The newsletter Popular Information, written by former Think Progress editor Judd Legum, has a post out today tracking the political activities of some of the corporations celebrating Pride Month. Among them are AT&T, whose corporate PAC donated over $2.7 million to nearly 200 anti-gay politicians in the last election cycle; UPS, which donated $2.3 million to 159 anti-LGBTQ politicians; and Comcast, which donated over $2 million to 154 anti-LGBTQ politicians.

Additionally, Legum names Home Depot, General Electric, FedEx, UBS, Verizon, and Pfizer as all having donated substantial amounts to politicians who consistently vote against LGBTQ equality and for discrimination. Comcast, for example, gave North Carolina Rep. Virginia Foxx $10,000 in her last campaign; Foxx once called Matthew Shepherd’s murder a hoax, saying it was a simple robbery in spite of all evidence to the contrary.

All of these companies have received a perfect score from the Human Rights Campaign in its Corporate Equality Index. In a statement, HRC said that its CEI was a “critical tool for advancing LGBTQ equality in the workplace, but it is not the only tool.”

As gross as all of this is, it’s par for the course that these companies would value profit margins over the platitudes they are now paying the LGBTQ community. AT&T CEO Randall Stephenson, for example, was a champion of the Republican tax cut in 2017, with the telecommunications giant promising to invest $1 billion in 2018 that would include the creation of 7,000 new jobs. (After getting the tax cut, by the way, AT&T cut 23,000 jobs in 2018.)

These are also the most blatant offenders in that they donated to specific politicians; as Facing South found in 2016, many of the companies opposing the anti-trans, anti-worker “bathroom bill” HB 2 had supported the Republican Governors Association and Republican State Leadership Committee, the organizations responsible for electing Republican governors and state legislators across the country. Nearly 130 anti-LGBTQ bills were introduced at the state level in 2018.

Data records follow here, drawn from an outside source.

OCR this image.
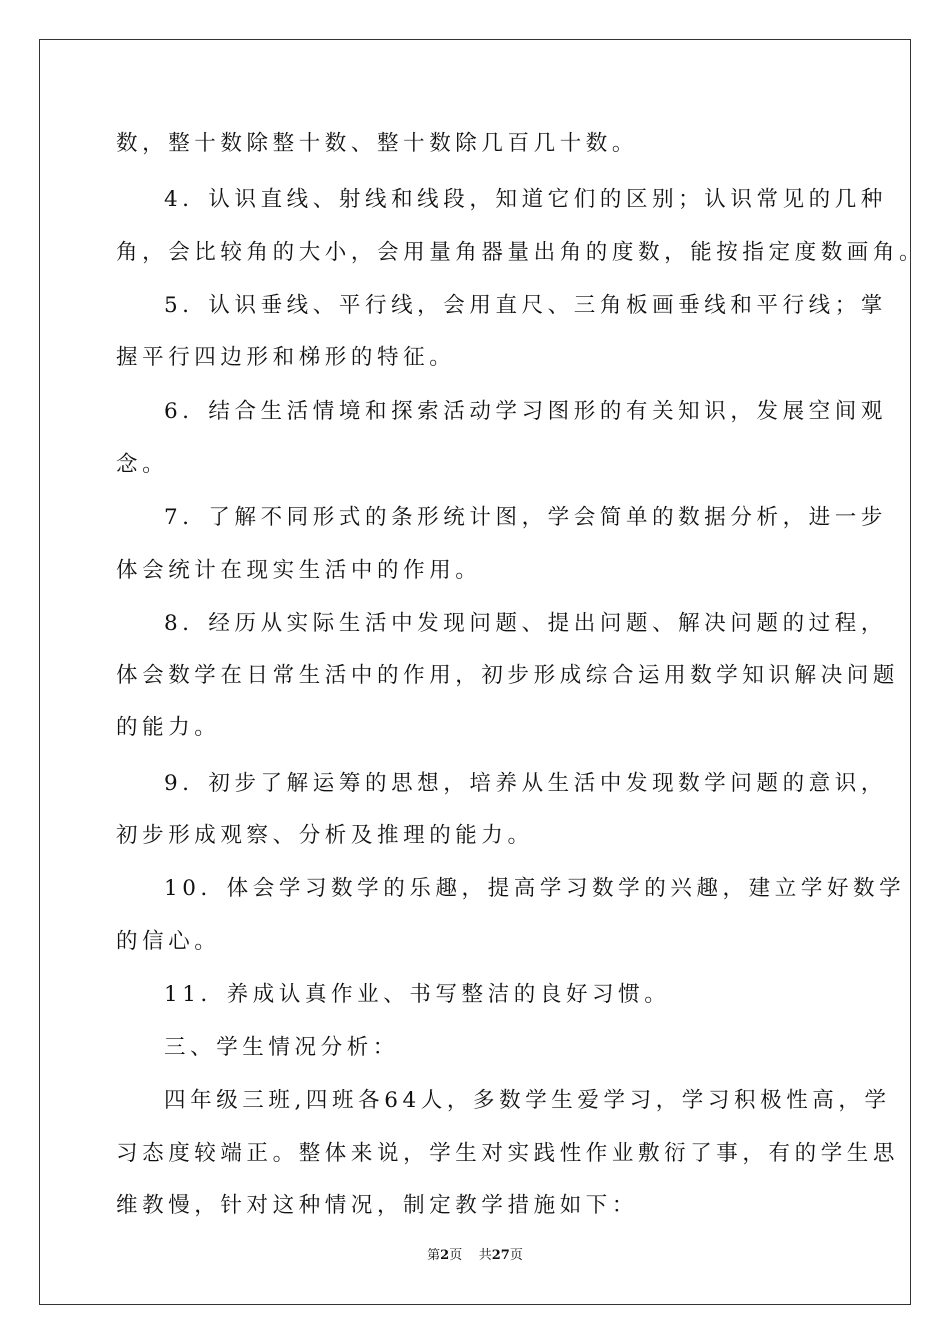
数，整十数除整十数、整十数除几百几十数。
4．认识直线、射线和线段，知道它们的区别；认识常见的几种
角，会比较角的大小，会用量角器量出角的度数，能按指定度数画角。
5．认识垂线、平行线，会用直尺、三角板画垂线和平行线；掌
握平行四边形和梯形的特征。
6．结合生活情境和探索活动学习图形的有关知识，发展空间观
念。
7．了解不同形式的条形统计图，学会简单的数据分析，进一步
体会统计在现实生活中的作用。
8．经历从实际生活中发现问题、提出问题、解决问题的过程，
体会数学在日常生活中的作用，初步形成综合运用数学知识解决问题
的能力。
9．初步了解运筹的思想，培养从生活中发现数学问题的意识，
初步形成观察、分析及推理的能力。
10．体会学习数学的乐趣，提高学习数学的兴趣，建立学好数学
的信心。
11．养成认真作业、书写整洁的良好习惯。
三、学生情况分析：
四年级三班,四班各64人，多数学生爱学习，学习积极性高，学
习态度较端正。整体来说，学生对实践性作业敷衍了事，有的学生思
维教慢，针对这种情况，制定教学措施如下：
第2页 共27页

Corporations have acknowledged that it’s beneficial to them to outwardly support the LGBTQ community. But when it comes to material support, big business is still a willing partner in a reactionary project of unfettered capitalism and social conservatism. And as the donations these corporate PACs make show, the benefits of the first part of that equation continue to outweigh their concerns about the second.